Mike doesn’t do mushrooms very often—maybe once or twice a year—but when he does, it’s for a reason. “When I take them, it may be because I have a decision to make, or maybe I suspect that my outlook toward something is not as healthy or as loving as I would like it to be,” he says. “Psilocybin allows me to see things with a fresh point of view. When I’m on them, [I’m] not as burdened by cynicism or other self-protective layers in my psychology.”

Is Mike delusional or is he onto something?

In the past decade, research into the effects of psychedelic drugs on consciousness has become a growing field of study in American academia. Psychologists at UCLA, Johns Hopkins Medical School, and NYU, among other places, have published research showing that psychedelics can promote happiness in ordinary people, as well as alleviate depression and anxiety among the terminally ill. The positive effects of taking psilocybin that Mike describes resemble many of the case descriptions contained in these studies (though no doubt none of the researchers involved would endorse his actions).

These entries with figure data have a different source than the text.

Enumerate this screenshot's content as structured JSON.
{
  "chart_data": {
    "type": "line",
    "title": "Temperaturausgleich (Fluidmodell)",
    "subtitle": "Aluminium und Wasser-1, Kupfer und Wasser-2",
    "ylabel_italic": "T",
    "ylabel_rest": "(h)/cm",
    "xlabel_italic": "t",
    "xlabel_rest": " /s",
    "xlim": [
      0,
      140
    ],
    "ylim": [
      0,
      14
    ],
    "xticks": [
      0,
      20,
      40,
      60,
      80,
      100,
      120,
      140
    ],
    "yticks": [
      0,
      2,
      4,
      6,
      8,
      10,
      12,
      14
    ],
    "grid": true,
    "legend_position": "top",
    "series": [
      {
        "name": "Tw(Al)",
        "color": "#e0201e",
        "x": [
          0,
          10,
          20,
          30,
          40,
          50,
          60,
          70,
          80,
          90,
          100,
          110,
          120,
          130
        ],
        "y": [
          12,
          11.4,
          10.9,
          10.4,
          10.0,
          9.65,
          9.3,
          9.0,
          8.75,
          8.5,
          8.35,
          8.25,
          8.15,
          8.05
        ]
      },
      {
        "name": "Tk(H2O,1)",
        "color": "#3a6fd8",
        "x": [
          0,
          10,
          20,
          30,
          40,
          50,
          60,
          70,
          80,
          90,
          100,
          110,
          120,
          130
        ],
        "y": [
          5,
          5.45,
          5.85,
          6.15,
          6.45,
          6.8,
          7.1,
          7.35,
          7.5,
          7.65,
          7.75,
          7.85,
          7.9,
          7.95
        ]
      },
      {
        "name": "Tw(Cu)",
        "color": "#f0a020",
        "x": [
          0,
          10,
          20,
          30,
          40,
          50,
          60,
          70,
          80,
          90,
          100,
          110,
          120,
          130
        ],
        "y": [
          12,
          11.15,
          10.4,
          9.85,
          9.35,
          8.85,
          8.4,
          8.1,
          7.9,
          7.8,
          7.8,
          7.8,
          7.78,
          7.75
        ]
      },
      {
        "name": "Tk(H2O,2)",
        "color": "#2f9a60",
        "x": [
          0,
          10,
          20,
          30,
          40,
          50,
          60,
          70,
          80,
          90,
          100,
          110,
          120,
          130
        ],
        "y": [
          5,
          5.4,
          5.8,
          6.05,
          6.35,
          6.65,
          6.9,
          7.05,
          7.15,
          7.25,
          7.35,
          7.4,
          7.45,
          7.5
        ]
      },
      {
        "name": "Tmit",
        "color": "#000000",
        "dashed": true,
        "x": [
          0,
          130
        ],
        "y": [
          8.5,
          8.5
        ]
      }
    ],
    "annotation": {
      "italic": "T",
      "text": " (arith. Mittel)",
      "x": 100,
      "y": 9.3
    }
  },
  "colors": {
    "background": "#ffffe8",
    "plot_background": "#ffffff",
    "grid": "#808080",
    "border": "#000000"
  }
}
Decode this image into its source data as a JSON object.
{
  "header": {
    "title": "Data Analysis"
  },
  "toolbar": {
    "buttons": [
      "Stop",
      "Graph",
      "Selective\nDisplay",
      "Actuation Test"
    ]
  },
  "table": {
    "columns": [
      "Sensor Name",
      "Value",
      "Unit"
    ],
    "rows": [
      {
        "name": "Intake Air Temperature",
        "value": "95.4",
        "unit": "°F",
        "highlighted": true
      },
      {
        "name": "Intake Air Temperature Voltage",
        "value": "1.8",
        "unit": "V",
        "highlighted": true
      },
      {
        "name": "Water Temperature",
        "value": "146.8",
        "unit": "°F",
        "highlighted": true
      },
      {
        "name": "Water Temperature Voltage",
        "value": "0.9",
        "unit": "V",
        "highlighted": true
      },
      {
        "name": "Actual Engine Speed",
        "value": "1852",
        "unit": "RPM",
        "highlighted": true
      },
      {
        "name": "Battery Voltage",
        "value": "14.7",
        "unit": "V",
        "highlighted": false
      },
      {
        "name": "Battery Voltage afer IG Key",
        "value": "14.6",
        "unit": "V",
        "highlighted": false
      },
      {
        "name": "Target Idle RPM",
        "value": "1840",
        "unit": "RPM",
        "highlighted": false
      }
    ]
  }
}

A year ago, Charles Grob, a professor of psychiatry and pediatrics at the UCLA School of Medicine, published a study in Archives of General Psychiatry finding that people with terminal stage IV cancer reported feeling dramatically less anxiety after taking a small, measured dose of psilocybin during a carefully administered experiment. Grob and his team checked in with their subjects after three months, and then again after six months; in each case, the subjects reported more benefits as time went on.

Grob distinguished between psilo­cybin and standard-issue antidepressants, which he says tend to dampen or suppress psychological problems without necessarily curing them. “The response rates among people with terminal cancer to conventional medications that target symptoms of anxiety and depression are not that impressive,” he says. “Psilocybin has the potential to facilitate what’s been called a psycho-spiritual epiphany.